It was Hiawatha ... who bound together the five arrows. One arrow alone, he said, can be broken, but the bundle of five is too strong. The structure of the Iroquois Confederacy became the model for the colonist's new union, and the symbolism stands today: the eagle in the great seal of the United States holds those five arrows  in its talons.
From The Rights of the Land by Robin Kimmerer in the November | December 2008 issue of Orion Magazine.
Kimmerer's piece, about a unique suit brought by the Onondaga Nation to regain legal responsibility for their ancestral lands surrounding Onondaga Lake, is unfortunately only available in the print edition.
Onondaga Lake is now a superfund site due to industrial misuse.

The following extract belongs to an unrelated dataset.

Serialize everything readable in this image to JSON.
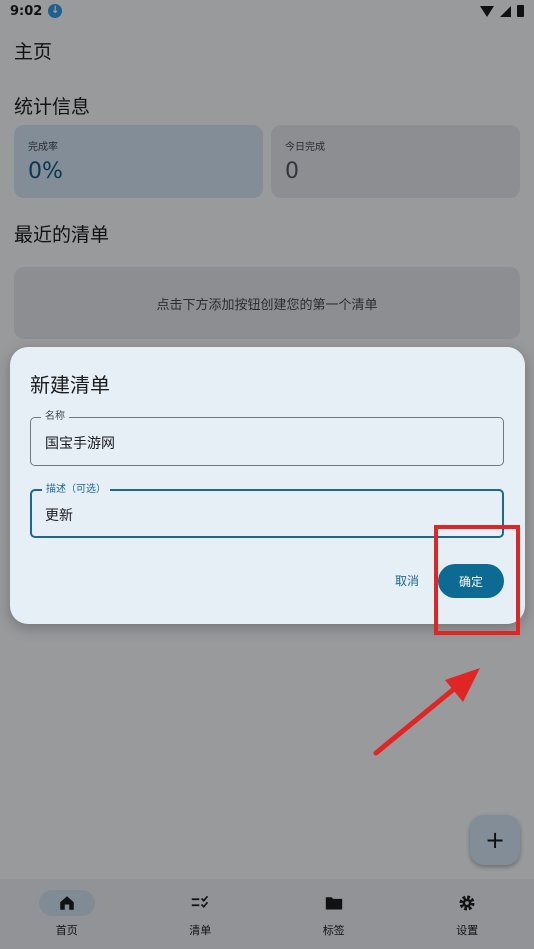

The Indian nation has introduced a suite that "is unheard of in American property law":
The suite is termed a 'land rights action.' When they finally got their day in court last October, members of the Onondaga nation argued that the land title they're seeking is not for possession, not to exclude, but for the right to participate in the well-being of the land. Against the backdrop of Euro-American thinking, which treats land as a bundle of property rights, the Onondaga are asking for freedom to exercise their responsibility to the land.
 Thirteen, actually, for the thirteen colonies. It's the origin of the symbolism that's of interest in a country that rarely acknowledges its indigenous precedents.